- cross-posted to:
- [email protected]
The bug reports may not be arriving yet. They will. And when they do, you will face the same calculation the kernel maintainers faced: maintain dead code to satisfy automated reporters, or cut it.
This could actually be a good thing for software quality.
no paywall here:
Edit: looking for a mirror.
YSK archive.is uses you to maliciously DDOS a random blogger they don’t like and other weird stuff.
https://cybernews.com/security/archive-today-launches-ddos-directing-visitors-to-attack-blog/
Wait, what?
How can he be such a dick? I’ll take the link down.
In a world where psychopathic mega corporations are openly looking for ways to enslave humanity and bring about the end of the planet, the weird tantrums of an obviously mentally spicy web site owner just seem cute.
over doxxing? callling doxxing them as “something they dont like” makes it seem so arbitrary
I don’t care about who did what, it’s all he said/she said and either way I didn’t consent to being part of such an attack.

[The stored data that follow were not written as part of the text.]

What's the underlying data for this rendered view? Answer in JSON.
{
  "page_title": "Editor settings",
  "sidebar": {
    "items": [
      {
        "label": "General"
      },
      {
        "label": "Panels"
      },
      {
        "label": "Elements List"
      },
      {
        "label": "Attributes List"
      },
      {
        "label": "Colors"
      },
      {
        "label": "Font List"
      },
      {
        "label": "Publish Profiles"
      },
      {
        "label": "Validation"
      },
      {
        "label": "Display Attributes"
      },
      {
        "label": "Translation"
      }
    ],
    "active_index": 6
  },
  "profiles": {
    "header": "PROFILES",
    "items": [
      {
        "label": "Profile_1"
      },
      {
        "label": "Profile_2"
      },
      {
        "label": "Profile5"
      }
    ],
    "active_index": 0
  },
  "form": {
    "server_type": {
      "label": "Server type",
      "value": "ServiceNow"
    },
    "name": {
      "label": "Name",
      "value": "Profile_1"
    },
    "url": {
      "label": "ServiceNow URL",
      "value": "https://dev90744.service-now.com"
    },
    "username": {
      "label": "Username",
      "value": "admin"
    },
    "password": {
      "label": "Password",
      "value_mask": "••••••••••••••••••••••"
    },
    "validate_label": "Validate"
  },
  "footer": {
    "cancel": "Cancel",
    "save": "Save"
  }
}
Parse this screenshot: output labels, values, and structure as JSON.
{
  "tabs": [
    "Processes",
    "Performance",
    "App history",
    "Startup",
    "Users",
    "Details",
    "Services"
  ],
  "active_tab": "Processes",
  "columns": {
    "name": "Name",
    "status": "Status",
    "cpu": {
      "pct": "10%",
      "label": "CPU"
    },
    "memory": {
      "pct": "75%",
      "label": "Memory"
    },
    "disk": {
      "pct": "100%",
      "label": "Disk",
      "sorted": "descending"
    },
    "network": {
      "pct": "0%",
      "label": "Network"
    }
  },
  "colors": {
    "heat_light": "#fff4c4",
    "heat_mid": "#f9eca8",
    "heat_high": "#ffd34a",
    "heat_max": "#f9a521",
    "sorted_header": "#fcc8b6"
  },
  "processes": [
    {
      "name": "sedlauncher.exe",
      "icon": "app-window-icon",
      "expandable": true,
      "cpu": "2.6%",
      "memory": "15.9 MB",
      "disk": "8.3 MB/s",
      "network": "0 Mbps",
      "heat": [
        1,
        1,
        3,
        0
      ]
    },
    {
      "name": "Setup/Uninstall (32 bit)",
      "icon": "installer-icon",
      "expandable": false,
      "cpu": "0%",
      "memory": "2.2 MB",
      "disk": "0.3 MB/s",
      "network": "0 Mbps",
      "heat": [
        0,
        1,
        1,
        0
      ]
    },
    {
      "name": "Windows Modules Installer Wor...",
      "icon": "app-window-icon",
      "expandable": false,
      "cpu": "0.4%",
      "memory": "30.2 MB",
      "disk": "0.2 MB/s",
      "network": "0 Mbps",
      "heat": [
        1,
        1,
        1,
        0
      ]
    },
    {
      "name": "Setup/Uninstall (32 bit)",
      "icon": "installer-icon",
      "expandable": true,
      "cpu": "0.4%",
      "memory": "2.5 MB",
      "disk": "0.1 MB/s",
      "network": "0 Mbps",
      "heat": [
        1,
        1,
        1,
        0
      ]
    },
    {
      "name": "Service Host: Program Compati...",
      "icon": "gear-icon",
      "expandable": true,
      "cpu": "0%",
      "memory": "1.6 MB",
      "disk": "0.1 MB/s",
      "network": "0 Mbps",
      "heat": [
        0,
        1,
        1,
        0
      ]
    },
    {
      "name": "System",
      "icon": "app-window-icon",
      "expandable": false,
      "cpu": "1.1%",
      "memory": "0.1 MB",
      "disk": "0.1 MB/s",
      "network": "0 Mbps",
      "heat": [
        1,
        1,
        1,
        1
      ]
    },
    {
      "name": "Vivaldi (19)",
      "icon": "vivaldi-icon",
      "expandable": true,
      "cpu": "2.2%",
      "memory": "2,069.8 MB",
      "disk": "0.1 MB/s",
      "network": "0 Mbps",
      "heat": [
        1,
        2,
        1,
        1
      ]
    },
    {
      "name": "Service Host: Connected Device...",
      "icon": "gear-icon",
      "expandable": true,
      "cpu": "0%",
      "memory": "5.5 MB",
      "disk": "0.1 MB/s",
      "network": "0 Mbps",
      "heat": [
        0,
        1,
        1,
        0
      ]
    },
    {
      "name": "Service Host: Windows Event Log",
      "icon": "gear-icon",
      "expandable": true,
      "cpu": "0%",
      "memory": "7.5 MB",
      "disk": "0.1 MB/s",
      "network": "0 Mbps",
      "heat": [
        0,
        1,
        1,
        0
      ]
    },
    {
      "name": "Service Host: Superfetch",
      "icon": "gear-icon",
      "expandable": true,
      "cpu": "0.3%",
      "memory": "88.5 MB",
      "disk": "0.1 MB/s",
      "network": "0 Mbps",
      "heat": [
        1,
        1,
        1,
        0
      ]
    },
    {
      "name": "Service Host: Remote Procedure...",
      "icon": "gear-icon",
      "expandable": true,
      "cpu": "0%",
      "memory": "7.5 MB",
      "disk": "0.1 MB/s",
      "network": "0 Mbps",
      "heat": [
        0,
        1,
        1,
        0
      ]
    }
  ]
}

At this point, it feels like there’s very little left that isn’t malicious.
Other sites could also do this. That’s a design fault in the internet.
I doubt the Linux kernel allowing slop patch submissions with potentially higher rate of hidden insidious bugs will help the LLM-pocalypse much…
That’s not kernel policy but LF guidance. From the kernel’s point of view patches still have a high bar to pass to get merged and I don’t think we have enough data yet to see if LLM based submissions to the kernel have a higher or lower error rate than humans.
I certainly feel the uptick in LLM reports though - one of the projects I’m working on is seeing a deluge of them at the moment.
The kernel policy seems to be what I think it is, since LLM slop patches have been merged.
I find it slightly contradictory to delete code due to hidden bugs on the one end, then insert LLM code at the other rather than hand-craft the code to avoid hidden bugs better.
How is that patch sloppy?
I feel the term slop is being overused to cover anything an LLM has touched. If I ask an agent to re-read a mail thread for me and apply the changes to my tree to review is that slop? Would you feel better about it if I copy and paste from email to code in my editor?
I’ve just been doing a bunch of bug triage which was mostly driven by the agent although I checked the issues where it had commented. Was that slop? Ironically a lot of the issues where AI generated although for the most part more complete than a lot of the purely human submissions we get. Are those bug reports slop? What about the poorly drafted human ones?
The studies about hidden errors don’t really care about how “slop” the code looks, as far as I understand them. That’s why LLM code is kind of dangerous.
You should look up the genetic fallacy. And using phrases like “hand-craft code” make you look stupid.
Are you saying that AI slop is bad in those (counts) 4 removed lines of code?
I’m saying if their policy is to accept AI code, which the link seems to demonstrate that it is, the rate of future hidden errors in the kernel code is likely going to go up. This is what all the studies are saying, including those involving competent coders.
Your making a big assumption extrapolating from one particular study involving Java code and a static analyser.
deleted by creator
Hm… How well does FreeBSD run games? It still uses WINE and Proton, right?
I heard it’s alright for games and many apparently work. Sadly, FreeBSD simply doesn’t seem to have drivers for a lot of hardware that I’m using. And as far as I know, they don’t have an LLM policy yet (so they could still come out in favor of it).
I’m on a machine w/ FreeBSD 15.0-RELEASE right now and my AMD GPUs mostly work (minus some features like manual fan control or overclocking, also certain shaders may make the driver crash). They pull in the amdgpu driver code from Linux so you get the same experience for the most part. Bluetooth is very hit or miss in terms of drivers. (Also I find OSS to be better than any audio “solution” on Linux.)
I haven’t been able to get Steam to work reliably. It starts up fine the first time after a fresh install. But on any subsequent startup it just hangs indefinitely. I also haven’t messed with WINE since I don’t really have the need, but FOSS games/ports generally just work (OpenRCT2, OpenMW, Quake, Doom, 0ad, SuperTux, Wesnoth, Xonotic, etc.).
As with Linux distros, I just recommend installing it on a spare machine or drive to see if it works for you. Definitely consult the FreeBSD handbook for guidance though.